Similar to the simulated data results, the HR estimates obtained for the full cohort NLST data are comparable to estimates obtained from the pooled NCC subcohorts and synthetic data. The SE estimates increase as the pool size is increased from 2 to 4 records per pool. As expected with the NCC sampling design, the precision of the parameter estimates also improve as more samples were matched on (e.g. 1:2 versus 1:5 matched case-control sets). For example, the 95% confidence interval of the HR associated with age tightens from $(1.69, 2.07)$ to $(1.74, 2.05)$ for matching on three additional controls in a subcohort of pool size 2 (i.e. moving from 1:2 to 1:5 matched sets of pool size 2); the confidence interval again decreased from $(1.57, 1.99)$ to $(1.59, 1.91)$ for the same additional controls when the pool size is 5. A comprehensive summary of all the estimates is presented in Table 6.

5. Discussion

In this article, we propose a privacy-preserving analysis technique for time-to-event data within the NCC sampling framework.
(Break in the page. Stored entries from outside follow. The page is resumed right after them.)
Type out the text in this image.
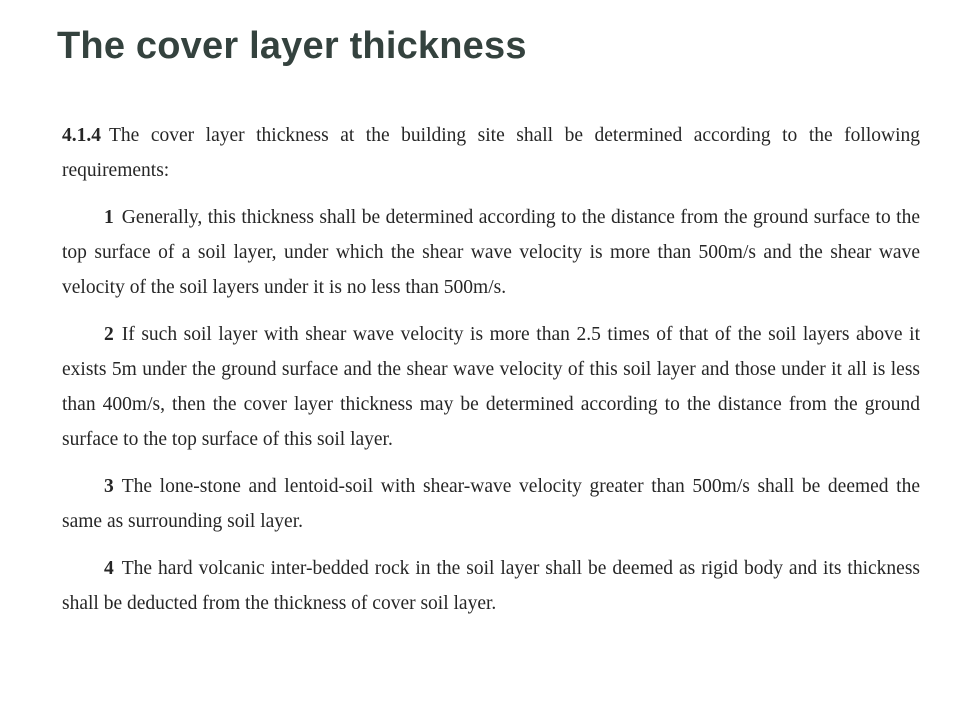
The cover layer thickness

4.1.4 The cover layer thickness at the building site shall be determined according to the following requirements:

1 Generally, this thickness shall be determined according to the distance from the ground surface to the top surface of a soil layer, under which the shear wave velocity is more than 500m/s and the shear wave velocity of the soil layers under it is no less than 500m/s.

2 If such soil layer with shear wave velocity is more than 2.5 times of that of the soil layers above it exists 5m under the ground surface and the shear wave velocity of this soil layer and those under it all is less than 400m/s, then the cover layer thickness may be determined according to the distance from the ground surface to the top surface of this soil layer.

3 The lone-stone and lentoid-soil with shear-wave velocity greater than 500m/s shall be deemed the same as surrounding soil layer.

4 The hard volcanic inter-bedded rock in the soil layer shall be deemed as rigid body and its thickness shall be deducted from the thickness of cover soil layer.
The technique leverages the pooling scheme introduced by Weinberg and others^16,18,31 to randomly aggregate individual records across matched sets within the same NCC subcohorts, stratified by the outcome status. Only the aggregated covariate levels of the NCC subcohorts are shared with the analytical site. We employ several data utility metrics to assess the usefulness of the shared aggregate records for Cox PH regression and survival curve estimation under data privacy restrictions. These metrics are applied to the following datasets: full cohort (individual) data, pooled NCC subcohorts with pool sizes of 2 and 4, and CART-generated synthetic data.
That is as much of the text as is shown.